The Charity Commission has told Campaign Against Antisemitism that it will permit an organisation to continue to pursue charitable registration even after we alerted the regulator to an antisemitic social media post published by the group.
Cricklewood Muslim Youth Trust appeared in a December social media post to describe Jews and Christians as “enemies of Allah” and warn its followers to stay away from them.
The organisation, which functions as a bookshop and was promoted by Brent Council, shared a post reading: “Keep away from the enemies of Allaah [sic] the Jews & Christians on their day of gathering during their festivities, for verily the anger (of Allaah) descends upon them and I fear that you will (also) be afflicted with it.”
The quotation is attributed to Umar ibn al-Khaṭṭāb, the second Rashidun Caliph, and is featured in Al-Bayhaqi Fi Shu’ab Al-Emaan, a collection of Hadiths compiled by Imam Al-Bayhaqi.
The image in the tweet was captioned: “Be warned of having any sort of involvement in the celebrations of the unbelievers, let alone Christmas whereby it is claimed that Allaah has begotten a son! Lest you may be afflicted with the anger of Allaah along with them!”
Cricklewood Muslim Youth Trust describes itself as “a charitable trust based in North West London who work for the benefit and enlightenment of the local community.”
We wrote to Brent Council, which observed in its reply that the organisation was no longer listed on its website since we published our article, and to the Charity Commission.
The Commission replied to say that it had engaged with Cricklewood Muslim Youth Trust “to seek a direct response to the concerns” and that it “also requested further information regarding the Organisation’s charitable status.” However, the regulator went on to say that it “recently received a response from the Organisation, in which the Organisation has provided various assurances, including to confirm that the social media post has been removed. The Organisation is also currently in the process of seeking charitable registration.”
The Commission concluded that, “Having considered the information and assurances provided by the Organisation, I can confirm that the Commission’s assessment of this matter will now be closed,” merely highlighting to the Cricklewood Muslim Youth Trust its responsibilities under charitable law and guidance, should it become a charity.
Campaign Against Antisemitism is considering further legal options.

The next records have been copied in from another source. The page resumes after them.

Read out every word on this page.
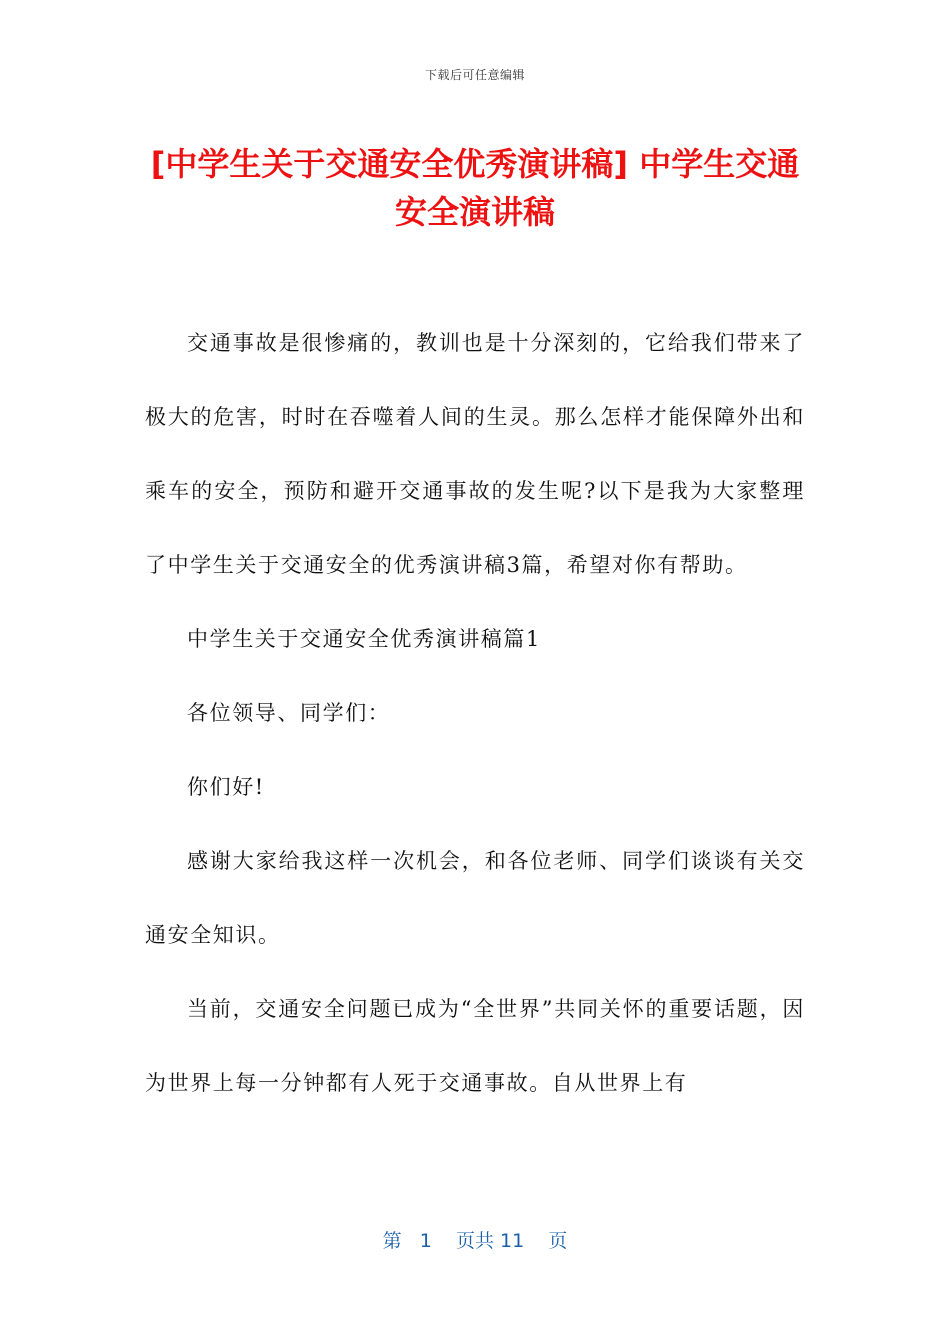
下载后可任意编辑
[中学生关于交通安全优秀演讲稿] 中学生交通安全演讲稿

交通事故是很惨痛的，教训也是十分深刻的，它给我们带来了极大的危害，时时在吞噬着人间的生灵。那么怎样才能保障外出和乘车的安全，预防和避开交通事故的发生呢?以下是我为大家整理了中学生关于交通安全的优秀演讲稿3篇，希望对你有帮助。

中学生关于交通安全优秀演讲稿篇1

各位领导、同学们：

你们好!

感谢大家给我这样一次机会，和各位老师、同学们谈谈有关交通安全知识。

当前，交通安全问题已成为“全世界”共同关怀的重要话题，因为世界上每一分钟都有人死于交通事故。自从世界上有

第 1 页共 11 页
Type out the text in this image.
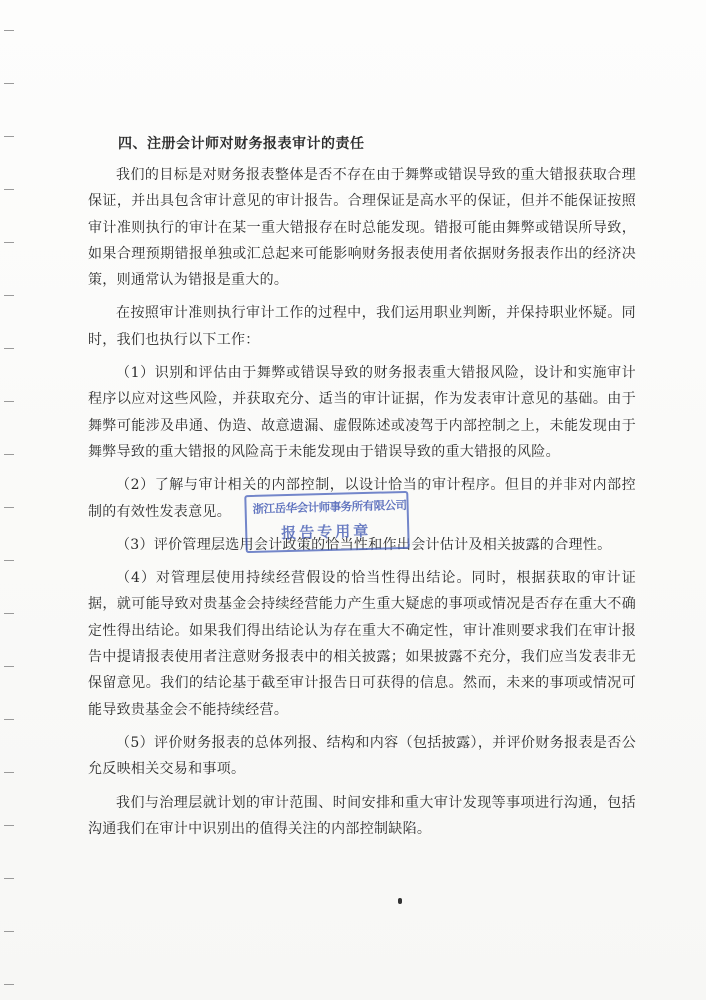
四、注册会计师对财务报表审计的责任

我们的目标是对财务报表整体是否不存在由于舞弊或错误导致的重大错报获取合理保证，并出具包含审计意见的审计报告。合理保证是高水平的保证，但并不能保证按照审计准则执行的审计在某一重大错报存在时总能发现。错报可能由舞弊或错误所导致，如果合理预期错报单独或汇总起来可能影响财务报表使用者依据财务报表作出的经济决策，则通常认为错报是重大的。

在按照审计准则执行审计工作的过程中，我们运用职业判断，并保持职业怀疑。同时，我们也执行以下工作：

（1）识别和评估由于舞弊或错误导致的财务报表重大错报风险，设计和实施审计程序以应对这些风险，并获取充分、适当的审计证据，作为发表审计意见的基础。由于舞弊可能涉及串通、伪造、故意遗漏、虚假陈述或凌驾于内部控制之上，未能发现由于舞弊导致的重大错报的风险高于未能发现由于错误导致的重大错报的风险。

（2）了解与审计相关的内部控制，以设计恰当的审计程序。但目的并非对内部控制的有效性发表意见。

（3）评价管理层选用会计政策的恰当性和作出会计估计及相关披露的合理性。

（4）对管理层使用持续经营假设的恰当性得出结论。同时，根据获取的审计证据，就可能导致对贵基金会持续经营能力产生重大疑虑的事项或情况是否存在重大不确定性得出结论。如果我们得出结论认为存在重大不确定性，审计准则要求我们在审计报告中提请报表使用者注意财务报表中的相关披露；如果披露不充分，我们应当发表非无保留意见。我们的结论基于截至审计报告日可获得的信息。然而，未来的事项或情况可能导致贵基金会不能持续经营。

（5）评价财务报表的总体列报、结构和内容（包括披露），并评价财务报表是否公允反映相关交易和事项。

我们与治理层就计划的审计范围、时间安排和重大审计发现等事项进行沟通，包括沟通我们在审计中识别出的值得关注的内部控制缺陷。

浙江岳华会计师事务所有限公司
报告专用章
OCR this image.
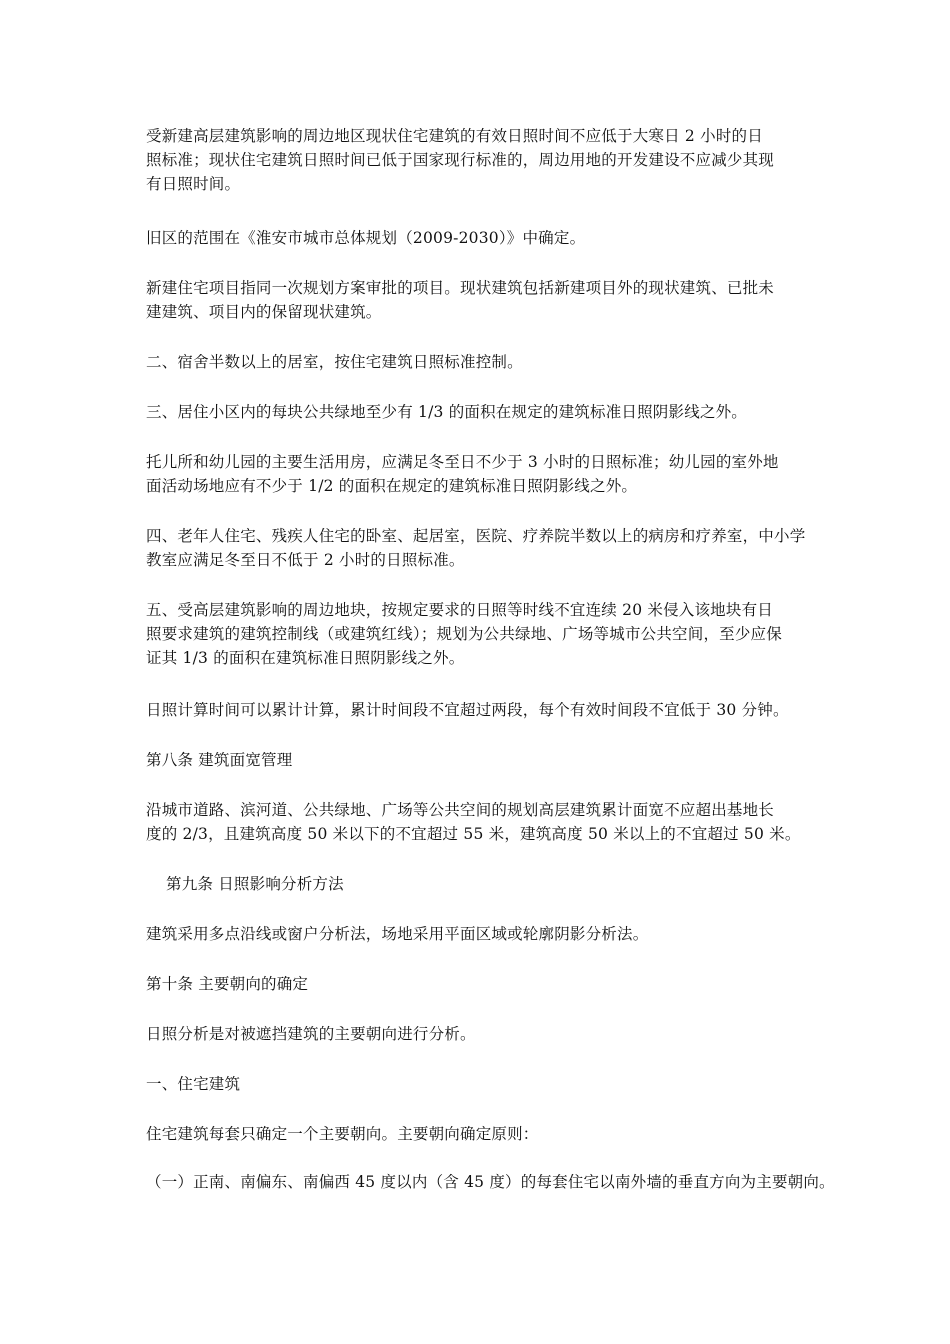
受新建高层建筑影响的周边地区现状住宅建筑的有效日照时间不应低于大寒日 2 小时的日
照标准；现状住宅建筑日照时间已低于国家现行标准的，周边用地的开发建设不应减少其现
有日照时间。

旧区的范围在《淮安市城市总体规划（2009-2030）》中确定。

新建住宅项目指同一次规划方案审批的项目。现状建筑包括新建项目外的现状建筑、已批未
建建筑、项目内的保留现状建筑。

二、宿舍半数以上的居室，按住宅建筑日照标准控制。

三、居住小区内的每块公共绿地至少有 1/3 的面积在规定的建筑标准日照阴影线之外。

托儿所和幼儿园的主要生活用房，应满足冬至日不少于 3 小时的日照标准；幼儿园的室外地
面活动场地应有不少于 1/2 的面积在规定的建筑标准日照阴影线之外。

四、老年人住宅、残疾人住宅的卧室、起居室，医院、疗养院半数以上的病房和疗养室，中小学
教室应满足冬至日不低于 2 小时的日照标准。

五、受高层建筑影响的周边地块，按规定要求的日照等时线不宜连续 20 米侵入该地块有日
照要求建筑的建筑控制线（或建筑红线）；规划为公共绿地、广场等城市公共空间，至少应保
证其 1/3 的面积在建筑标准日照阴影线之外。

日照计算时间可以累计计算，累计时间段不宜超过两段，每个有效时间段不宜低于 30 分钟。

第八条 建筑面宽管理

沿城市道路、滨河道、公共绿地、广场等公共空间的规划高层建筑累计面宽不应超出基地长
度的 2/3，且建筑高度 50 米以下的不宜超过 55 米，建筑高度 50 米以上的不宜超过 50 米。

第九条 日照影响分析方法

建筑采用多点沿线或窗户分析法，场地采用平面区域或轮廓阴影分析法。

第十条 主要朝向的确定

日照分析是对被遮挡建筑的主要朝向进行分析。

一、住宅建筑

住宅建筑每套只确定一个主要朝向。主要朝向确定原则：

（一）正南、南偏东、南偏西 45 度以内（含 45 度）的每套住宅以南外墙的垂直方向为主要朝向。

A spokesperson for Campaign Against Antisemitism said: “While most of the country was enjoying the season of goodwill, the Cricklewood Muslim Youth Trust was using its Twitter account to implore the Muslim community to stay away from Jews and Christians and regard them as an enemy. It is extraordinary that the Charity Commission should consider such an organisation to be fit to apply for charitable status even after being alerted to this post. We are considering further legal options.”